Pallas Life


There are over twenty place names in Ireland incorporating the word ‘Pallas.’ Seemingly this derives from a Norman term, paleis, meaning boundary fence (hence the word palisade which clearly comes from the same source). One such spot is Pallas, County Galway found at the end of a boreen (from the Irish word bóithrín, meaning ‘a little road’). Here can be found, if not quite a palace, certainly the remains of a very substantial tower house and ancillary buildings. Pallas Castle as it is known, is believed to date from c.1500 when it was built by a branch of the Burke family, descendants of the Norman de Burghs, the first of whom William de Burgh had seized territory in this part of the country and in 1203 called himself Lord of Connacht. Rising five storeys, the tower stands within a bawn wall access to which is through an east-facing two-storey gatehouse flanked by similarly propotioned turrets. Immediately adjacent to the tower house on the west side are portions of a 17th century house, its gable end built into the bawn wall, through which separate entrance was created. The walls on either side retain their internal parapets, reached via flights of stone steps.
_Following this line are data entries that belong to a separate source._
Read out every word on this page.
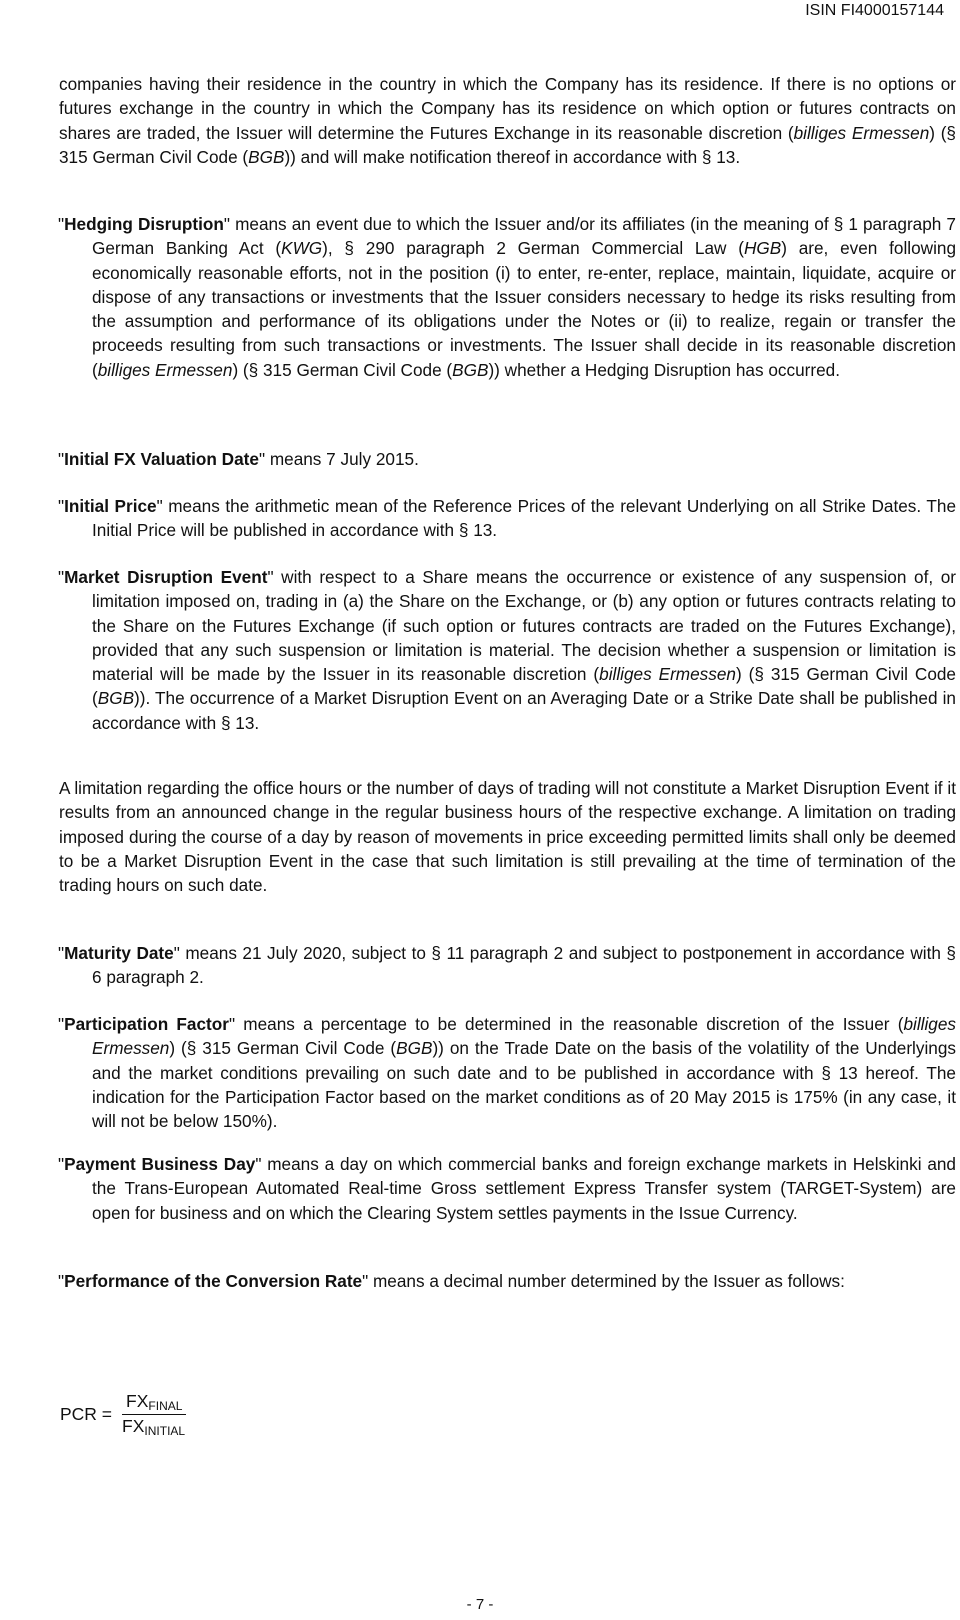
ISIN FI4000157144

companies having their residence in the country in which the Company has its residence. If there is no options or futures exchange in the country in which the Company has its residence on which option or futures contracts on shares are traded, the Issuer will determine the Futures Exchange in its reasonable discretion (billiges Ermessen) (§ 315 German Civil Code (BGB)) and will make notification thereof in accordance with § 13.

"Hedging Disruption" means an event due to which the Issuer and/or its affiliates (in the meaning of § 1 paragraph 7 German Banking Act (KWG), § 290 paragraph 2 German Commercial Law (HGB) are, even following economically reasonable efforts, not in the position (i) to enter, re-enter, replace, maintain, liquidate, acquire or dispose of any transactions or investments that the Issuer considers necessary to hedge its risks resulting from the assumption and performance of its obligations under the Notes or (ii) to realize, regain or transfer the proceeds resulting from such transactions or investments. The Issuer shall decide in its reasonable discretion (billiges Ermessen) (§ 315 German Civil Code (BGB)) whether a Hedging Disruption has occurred.

"Initial FX Valuation Date" means 7 July 2015.

"Initial Price" means the arithmetic mean of the Reference Prices of the relevant Underlying on all Strike Dates. The Initial Price will be published in accordance with § 13.

"Market Disruption Event" with respect to a Share means the occurrence or existence of any suspension of, or limitation imposed on, trading in (a) the Share on the Exchange, or (b) any option or futures contracts relating to the Share on the Futures Exchange (if such option or futures contracts are traded on the Futures Exchange), provided that any such suspension or limitation is material. The decision whether a suspension or limitation is material will be made by the Issuer in its reasonable discretion (billiges Ermessen) (§ 315 German Civil Code (BGB)). The occurrence of a Market Disruption Event on an Averaging Date or a Strike Date shall be published in accordance with § 13.

A limitation regarding the office hours or the number of days of trading will not constitute a Market Disruption Event if it results from an announced change in the regular business hours of the respective exchange. A limitation on trading imposed during the course of a day by reason of movements in price exceeding permitted limits shall only be deemed to be a Market Disruption Event in the case that such limitation is still prevailing at the time of termination of the trading hours on such date.

"Maturity Date" means 21 July 2020, subject to § 11 paragraph 2 and subject to postponement in accordance with § 6 paragraph 2.

"Participation Factor" means a percentage to be determined in the reasonable discretion of the Issuer (billiges Ermessen) (§ 315 German Civil Code (BGB)) on the Trade Date on the basis of the volatility of the Underlyings and the market conditions prevailing on such date and to be published in accordance with § 13 hereof. The indication for the Participation Factor based on the market conditions as of 20 May 2015 is 175% (in any case, it will not be below 150%).

"Payment Business Day" means a day on which commercial banks and foreign exchange markets in Helskinki and the Trans-European Automated Real-time Gross settlement Express Transfer system (TARGET-System) are open for business and on which the Clearing System settles payments in the Issue Currency.

"Performance of the Conversion Rate" means a decimal number determined by the Issuer as follows:

PCR = $\frac{FX_{FINAL}}{FX_{INITIAL}}$
- 7 -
The Burkes remained in possession of Pallas until the mid-17th century when, like many other families who had risen against the Cromwellian forces, they were dispossessed of their lands and moved further west. The same fate befell another ancient family of Norman origins, the Nugents, formerly Barons Delvin but since 1621 Earls of Westmeath. They too were required to depart their original property and move west, being given part of the former Burke land including Pallas. Following the restoration of Charles II in 1660, the second Earl of Westmeath was allowed to return to his ancestral lands and those in County Galway bestowed on his second son, the Hon Thomas Nugent, created Baron Nugent of Riverston by James II in 1689. As a Roman Catholic and Jacobite he went into exile, dying in 1715 but his sons conformed to the established church and so were able to retain both the family title and estates. Their descendants remained at Pallas until the 1930s, having some thirty years earlier become Earls of Westmeath when the main line of the family died out. Ultimately the Land Commission took over the Pallas estate and divided it up, thereby ending the Nugent link. What remains of Pallas Castle is today a National Monument.
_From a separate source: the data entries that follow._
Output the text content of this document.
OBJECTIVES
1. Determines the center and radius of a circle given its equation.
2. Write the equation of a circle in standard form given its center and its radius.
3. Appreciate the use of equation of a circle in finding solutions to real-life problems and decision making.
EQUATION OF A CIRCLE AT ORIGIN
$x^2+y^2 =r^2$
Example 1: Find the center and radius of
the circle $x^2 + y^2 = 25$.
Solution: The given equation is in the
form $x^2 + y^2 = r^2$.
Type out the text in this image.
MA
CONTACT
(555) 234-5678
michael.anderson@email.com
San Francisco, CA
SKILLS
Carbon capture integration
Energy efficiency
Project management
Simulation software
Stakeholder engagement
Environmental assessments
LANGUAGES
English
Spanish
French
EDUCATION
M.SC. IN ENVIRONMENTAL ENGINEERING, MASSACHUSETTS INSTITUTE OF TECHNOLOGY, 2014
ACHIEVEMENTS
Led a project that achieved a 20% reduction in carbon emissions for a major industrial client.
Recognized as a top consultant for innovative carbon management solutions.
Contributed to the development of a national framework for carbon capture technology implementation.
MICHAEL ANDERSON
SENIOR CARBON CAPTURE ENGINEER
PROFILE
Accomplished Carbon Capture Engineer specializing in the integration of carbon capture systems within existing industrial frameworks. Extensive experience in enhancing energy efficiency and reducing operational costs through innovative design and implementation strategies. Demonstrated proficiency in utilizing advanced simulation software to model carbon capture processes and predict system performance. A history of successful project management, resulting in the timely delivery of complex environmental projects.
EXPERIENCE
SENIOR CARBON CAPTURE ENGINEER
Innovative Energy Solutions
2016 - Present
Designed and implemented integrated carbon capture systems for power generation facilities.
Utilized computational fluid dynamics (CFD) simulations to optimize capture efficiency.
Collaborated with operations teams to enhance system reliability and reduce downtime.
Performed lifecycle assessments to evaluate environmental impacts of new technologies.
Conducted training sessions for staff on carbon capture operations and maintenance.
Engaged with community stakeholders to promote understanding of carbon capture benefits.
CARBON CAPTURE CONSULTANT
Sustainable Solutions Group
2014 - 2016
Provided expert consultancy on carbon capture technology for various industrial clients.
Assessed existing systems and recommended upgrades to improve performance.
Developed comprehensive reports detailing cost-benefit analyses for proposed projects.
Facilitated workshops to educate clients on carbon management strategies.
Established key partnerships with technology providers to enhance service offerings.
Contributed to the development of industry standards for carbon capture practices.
So this is what is left at Pallas, but another very substantial building in the immediate vicinity has since disappeared. In 1797 the amateur architect William Leeson, now best known for laying out the town of Westport, County Mayo, was commissioned by the fourth Lord Nugent of Riverston to design offices and, it seems, a new residence. This building was considerably enlarged by the tenth Earl of Westmeath after he inherited the title and estate on the death of his father in 1879. Surviving photographs show a house typical of the period, with an abundance of plate glass, parapets and balustrades, cement-rendered pilasters and quoins, together with a three-bay extension to one side. Further improvements were carried out on the property in the years immediately before the outbreak of the First World War  with the addition of a new library and smoking room, but in the aftermath of the war circumstances were very different. The Nugents left the area for good soon after the death of the 11th Earl in 1933 when the title passed to his younger brother. A sale of the contents took place and then in 1945 the house itself was demolished, followed by an auction of its fixtures and fittings, including no less than 150 interior and exterior doors and a similar number of windows, marble chimney pieces, library shelving and so forth. Despite  the building’s scale, today there is no obvious trace of it on the landscape and only the older structures survive at Pallas.
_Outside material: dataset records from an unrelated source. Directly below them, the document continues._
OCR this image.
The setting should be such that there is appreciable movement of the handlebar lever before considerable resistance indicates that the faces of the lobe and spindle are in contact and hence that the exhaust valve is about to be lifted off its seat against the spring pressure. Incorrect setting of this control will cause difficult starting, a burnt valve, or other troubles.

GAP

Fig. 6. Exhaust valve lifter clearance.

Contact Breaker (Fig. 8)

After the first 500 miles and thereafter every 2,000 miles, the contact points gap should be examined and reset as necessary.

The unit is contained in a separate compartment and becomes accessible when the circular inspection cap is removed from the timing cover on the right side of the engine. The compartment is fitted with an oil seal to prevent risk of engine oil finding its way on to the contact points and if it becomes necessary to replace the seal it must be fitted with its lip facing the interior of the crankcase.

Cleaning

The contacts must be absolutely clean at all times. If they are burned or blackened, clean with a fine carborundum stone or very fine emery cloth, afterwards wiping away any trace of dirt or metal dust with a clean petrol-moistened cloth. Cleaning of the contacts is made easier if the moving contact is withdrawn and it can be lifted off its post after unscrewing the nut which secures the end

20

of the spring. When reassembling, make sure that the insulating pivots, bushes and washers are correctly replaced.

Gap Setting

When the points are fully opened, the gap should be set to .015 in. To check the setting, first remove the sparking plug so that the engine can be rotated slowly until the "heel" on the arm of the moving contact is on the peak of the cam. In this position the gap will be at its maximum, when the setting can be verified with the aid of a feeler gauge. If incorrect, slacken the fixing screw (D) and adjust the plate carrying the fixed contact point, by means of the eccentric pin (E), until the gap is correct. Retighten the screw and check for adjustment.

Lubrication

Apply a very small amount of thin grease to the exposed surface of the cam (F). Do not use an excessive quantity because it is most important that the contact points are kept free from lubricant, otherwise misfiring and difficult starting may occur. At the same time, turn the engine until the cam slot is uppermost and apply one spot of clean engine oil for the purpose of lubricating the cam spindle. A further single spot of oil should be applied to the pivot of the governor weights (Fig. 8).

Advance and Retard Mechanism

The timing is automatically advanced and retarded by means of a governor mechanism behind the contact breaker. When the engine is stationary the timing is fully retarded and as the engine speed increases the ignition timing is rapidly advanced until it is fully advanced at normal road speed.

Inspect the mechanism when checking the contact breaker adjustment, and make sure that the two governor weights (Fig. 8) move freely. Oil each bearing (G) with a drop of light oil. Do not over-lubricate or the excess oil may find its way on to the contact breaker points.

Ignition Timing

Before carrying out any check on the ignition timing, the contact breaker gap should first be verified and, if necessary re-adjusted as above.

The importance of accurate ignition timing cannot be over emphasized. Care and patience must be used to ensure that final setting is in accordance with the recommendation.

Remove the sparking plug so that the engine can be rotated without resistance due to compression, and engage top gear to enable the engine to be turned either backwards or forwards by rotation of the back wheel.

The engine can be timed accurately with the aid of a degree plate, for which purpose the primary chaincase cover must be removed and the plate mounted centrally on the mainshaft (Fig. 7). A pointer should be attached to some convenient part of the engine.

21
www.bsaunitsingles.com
10 comments on “Pallas Life

  1. Ken m says:

    I never realised the (now obvious) link between pallas and palisade. That explain the now demolished Agar Pallas on the old “Pale” road near summerhill meath. The Pale been the most famous palisade in Ireland. Also my wife’s ancestral home Carlanstown House, used to be Carlanstown Pallas and had a more magnificent house standing there at one time. That house was also owned by the nugents and I believe there is a verb “to nugentise” which means to marry into money several times that comes from the owners marrying habits.

  2. Rory S says:

    There are two photos of Pallas House in the Clonbrock Collection in the National Library of Ireland (though they are misidentified):
    http://catalogue.nli.ie/Record/vtls000523431
    http://catalogue.nli.ie/Record/vtls000523506

    There is also a photo of Pallas Castle in the same collection, though this is also misidentified:
    http://catalogue.nli.ie/Record/vtls000523502

  3. lawrieweed says:

    ARE THESE NUGENTS ANY RELATION TO “OUR” NUGENTS?

  4. Deborah Sena says:

    What irony you have posted this today. I have been searching records for my family from the Castlepollard area of Westmeath and came upon today the 1659 census and, of course, came across Nugents as landholders. I then started researching the Nugents and Earls of Westmeath. My gr grandfather was a shepherd on the land associated with Streamstown House- Faughalstown, which also of luck, is a surveyed house that still exists. Better yet, it has an apartment for self catering which I am using late Sept. while I visit Ireland. Does anyone know if you can find/is anything left of the monk chapel and holy well on Knockeyon? If it was an ancient pilgrimage site for centuries, you’d think the remnants of the path would exist.